The conflict in Syria is often described as a “proxy war” between the US and Russia. Syrian rebels are rarely mentioned without the obligatory prefix “US-backed”. (The regime army on the other isn’t often described as “Russian-backed”.) The backing, though tangible, takes distinctly different forms; and the support that the contending parties have received reflects the character of their patrons. Not used to doing things by half, Russia has supplied the Syrian regime with bombers, gunships, armour, and missiles. The US on the other hand has spent many years trying to ensure that no anti-aircraft weapon would reach Syrian rebels lest it affect its ally Israel’s ability to bomb Syria with impunity (the downing of a Malaysian airliner by pro-Russian militias also underscored dangers). Instead its support has taken the form of non-lethal aid, such as night-vision goggles, satellite phones etc. It took many years before the Saudis were allowed to supply out-dated TOW anti-tank missiles. But so far the US has refrained from passing on any game changing technology.

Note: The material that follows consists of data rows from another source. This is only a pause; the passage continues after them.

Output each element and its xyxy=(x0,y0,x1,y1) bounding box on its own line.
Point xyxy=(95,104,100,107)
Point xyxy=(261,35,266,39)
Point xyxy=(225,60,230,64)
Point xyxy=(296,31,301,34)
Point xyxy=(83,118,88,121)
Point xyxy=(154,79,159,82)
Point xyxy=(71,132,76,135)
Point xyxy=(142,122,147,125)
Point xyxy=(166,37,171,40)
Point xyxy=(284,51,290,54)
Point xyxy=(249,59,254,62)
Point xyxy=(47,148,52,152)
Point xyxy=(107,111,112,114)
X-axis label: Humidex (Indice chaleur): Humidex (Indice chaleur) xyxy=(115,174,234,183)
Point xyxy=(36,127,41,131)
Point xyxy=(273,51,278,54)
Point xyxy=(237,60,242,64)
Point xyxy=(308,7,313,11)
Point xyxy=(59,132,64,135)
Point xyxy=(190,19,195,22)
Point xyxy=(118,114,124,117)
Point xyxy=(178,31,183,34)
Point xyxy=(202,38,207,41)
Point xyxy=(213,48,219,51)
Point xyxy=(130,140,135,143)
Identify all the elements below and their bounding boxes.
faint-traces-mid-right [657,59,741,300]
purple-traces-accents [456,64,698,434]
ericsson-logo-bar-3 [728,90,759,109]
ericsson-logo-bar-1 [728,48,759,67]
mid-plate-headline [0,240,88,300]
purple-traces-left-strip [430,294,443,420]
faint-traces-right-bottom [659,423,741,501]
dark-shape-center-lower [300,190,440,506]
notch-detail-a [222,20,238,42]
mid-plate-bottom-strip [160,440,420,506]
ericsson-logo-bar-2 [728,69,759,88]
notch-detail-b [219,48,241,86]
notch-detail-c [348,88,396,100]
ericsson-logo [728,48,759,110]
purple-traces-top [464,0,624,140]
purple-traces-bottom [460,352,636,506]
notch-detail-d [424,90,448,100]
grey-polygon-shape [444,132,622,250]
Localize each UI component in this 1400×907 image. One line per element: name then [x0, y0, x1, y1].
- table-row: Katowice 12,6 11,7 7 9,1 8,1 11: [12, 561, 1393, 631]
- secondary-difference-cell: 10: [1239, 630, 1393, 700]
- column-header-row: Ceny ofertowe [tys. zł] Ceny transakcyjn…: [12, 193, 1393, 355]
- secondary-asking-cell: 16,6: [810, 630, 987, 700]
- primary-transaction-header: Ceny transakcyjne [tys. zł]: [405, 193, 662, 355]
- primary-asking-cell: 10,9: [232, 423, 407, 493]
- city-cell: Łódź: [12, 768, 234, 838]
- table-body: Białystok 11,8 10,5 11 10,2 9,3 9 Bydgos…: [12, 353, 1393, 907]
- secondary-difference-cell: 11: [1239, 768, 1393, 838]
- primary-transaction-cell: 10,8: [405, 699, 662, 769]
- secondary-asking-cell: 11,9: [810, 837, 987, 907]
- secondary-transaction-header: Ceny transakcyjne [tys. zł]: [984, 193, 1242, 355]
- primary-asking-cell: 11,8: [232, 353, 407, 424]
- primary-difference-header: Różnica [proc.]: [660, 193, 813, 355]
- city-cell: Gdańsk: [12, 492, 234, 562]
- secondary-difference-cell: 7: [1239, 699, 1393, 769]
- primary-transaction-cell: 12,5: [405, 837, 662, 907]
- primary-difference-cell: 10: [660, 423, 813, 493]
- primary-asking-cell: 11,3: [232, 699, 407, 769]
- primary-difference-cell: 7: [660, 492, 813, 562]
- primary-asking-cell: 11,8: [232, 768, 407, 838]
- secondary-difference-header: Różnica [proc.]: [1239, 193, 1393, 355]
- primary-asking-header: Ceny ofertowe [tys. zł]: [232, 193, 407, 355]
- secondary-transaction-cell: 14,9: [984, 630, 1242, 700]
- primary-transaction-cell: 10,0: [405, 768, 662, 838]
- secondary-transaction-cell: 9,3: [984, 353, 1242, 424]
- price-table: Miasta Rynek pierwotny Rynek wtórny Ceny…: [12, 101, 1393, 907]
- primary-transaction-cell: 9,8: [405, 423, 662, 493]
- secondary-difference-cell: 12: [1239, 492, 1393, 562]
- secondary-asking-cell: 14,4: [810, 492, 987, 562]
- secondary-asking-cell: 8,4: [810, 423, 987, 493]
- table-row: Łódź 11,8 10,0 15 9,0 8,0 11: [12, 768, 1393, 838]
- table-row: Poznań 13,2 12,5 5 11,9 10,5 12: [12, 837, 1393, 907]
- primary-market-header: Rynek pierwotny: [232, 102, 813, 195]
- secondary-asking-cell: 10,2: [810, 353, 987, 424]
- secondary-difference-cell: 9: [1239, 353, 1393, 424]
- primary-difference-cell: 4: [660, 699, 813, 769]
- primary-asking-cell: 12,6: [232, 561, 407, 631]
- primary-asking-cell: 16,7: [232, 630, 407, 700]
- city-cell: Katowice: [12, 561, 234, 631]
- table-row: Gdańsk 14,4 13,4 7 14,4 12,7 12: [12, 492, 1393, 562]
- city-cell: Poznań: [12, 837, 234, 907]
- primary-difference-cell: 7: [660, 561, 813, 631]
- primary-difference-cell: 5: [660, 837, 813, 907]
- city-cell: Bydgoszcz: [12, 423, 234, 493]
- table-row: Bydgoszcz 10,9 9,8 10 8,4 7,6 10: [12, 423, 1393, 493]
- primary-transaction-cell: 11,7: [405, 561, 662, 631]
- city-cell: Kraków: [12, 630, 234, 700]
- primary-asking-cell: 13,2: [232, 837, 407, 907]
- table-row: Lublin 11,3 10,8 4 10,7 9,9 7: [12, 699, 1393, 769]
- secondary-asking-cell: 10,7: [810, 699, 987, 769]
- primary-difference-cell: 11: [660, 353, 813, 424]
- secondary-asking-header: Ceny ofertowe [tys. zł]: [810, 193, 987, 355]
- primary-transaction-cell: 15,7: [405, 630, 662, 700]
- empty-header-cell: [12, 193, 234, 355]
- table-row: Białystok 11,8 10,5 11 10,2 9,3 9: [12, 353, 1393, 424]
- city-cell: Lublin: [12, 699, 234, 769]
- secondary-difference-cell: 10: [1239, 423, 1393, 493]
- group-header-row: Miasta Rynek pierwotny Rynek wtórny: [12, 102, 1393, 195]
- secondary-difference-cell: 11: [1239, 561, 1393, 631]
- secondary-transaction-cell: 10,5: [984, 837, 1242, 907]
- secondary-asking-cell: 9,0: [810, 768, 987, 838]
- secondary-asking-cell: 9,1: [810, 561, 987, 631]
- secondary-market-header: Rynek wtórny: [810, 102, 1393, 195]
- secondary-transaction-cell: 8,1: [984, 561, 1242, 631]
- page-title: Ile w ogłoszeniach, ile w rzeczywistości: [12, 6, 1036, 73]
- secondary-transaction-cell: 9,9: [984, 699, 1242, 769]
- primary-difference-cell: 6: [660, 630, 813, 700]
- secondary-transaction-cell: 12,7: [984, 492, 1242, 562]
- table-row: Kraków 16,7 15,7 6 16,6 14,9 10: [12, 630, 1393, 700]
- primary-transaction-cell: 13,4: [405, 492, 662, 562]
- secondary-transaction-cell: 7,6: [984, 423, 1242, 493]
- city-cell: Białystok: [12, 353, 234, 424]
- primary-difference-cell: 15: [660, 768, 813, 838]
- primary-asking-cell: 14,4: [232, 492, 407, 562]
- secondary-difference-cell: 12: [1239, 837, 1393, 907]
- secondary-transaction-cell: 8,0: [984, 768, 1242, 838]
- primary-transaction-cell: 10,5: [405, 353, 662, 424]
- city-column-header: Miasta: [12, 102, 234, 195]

Part of Obama’s reluctance to act affirmatively in Syria, it is reported, stemmed from his concern that it might undermine delicate negotiations with Iran over a nuclear deal, a deal that he hopes will be his legacy. Obama may have paid a very high price for securing a legacy that is now being humiliatingly unravelled by his own supposed partners. Reuters reports that around the time the nuclear deal was being finalized, the top Iranian commander was in Moscow, lobbying Putin to intervene in Syria to shore up Assad. Several months on, with Russian Sukhois now bombing Hama, thousands of Iranian soldiers have entered Syria to spearhead a regime offensive on beleaguered Aleppo, under Russian aircover. Meanwhile, Obama’s credibility has been further undermined by the Iranian supreme leader Ali Khamenei has announcing a ban on all further negotiations with the US and president Hassan Rouhani telling CNN that, in a call with Putin, Obama had actually welcomed the Russian intervention.

Russian actions in Syria are an act of aggression against the country’s long-suffering people. Yet, beyond mealy-mouthed statements—and the silent hope that Syria would become Russia’s second Afghanistan—the US has done little to challenge this. Indeed, on several occasions, US officials’ commitment to the “war on terror” ideology has obliged them to welcome Russia as a potential partner against ISIS. Little thought is given to the toll this might extract, given Russia’s looser definition of a “terrorist”, and what an emboldened Putin might do next. “In all times and places”, said Hobbes, “nature abhors a vacuum”. The vacuum Obama left in Syria has been filled by Putin. “Right now,” journalist Nancy Youssef overheard a Pentagon official saying, “we are Putin’s prison bitch.” This is Obama’s legacy. But in the character of his inadvertent ally we can now at least recognise: the war on terror is also a war of terror.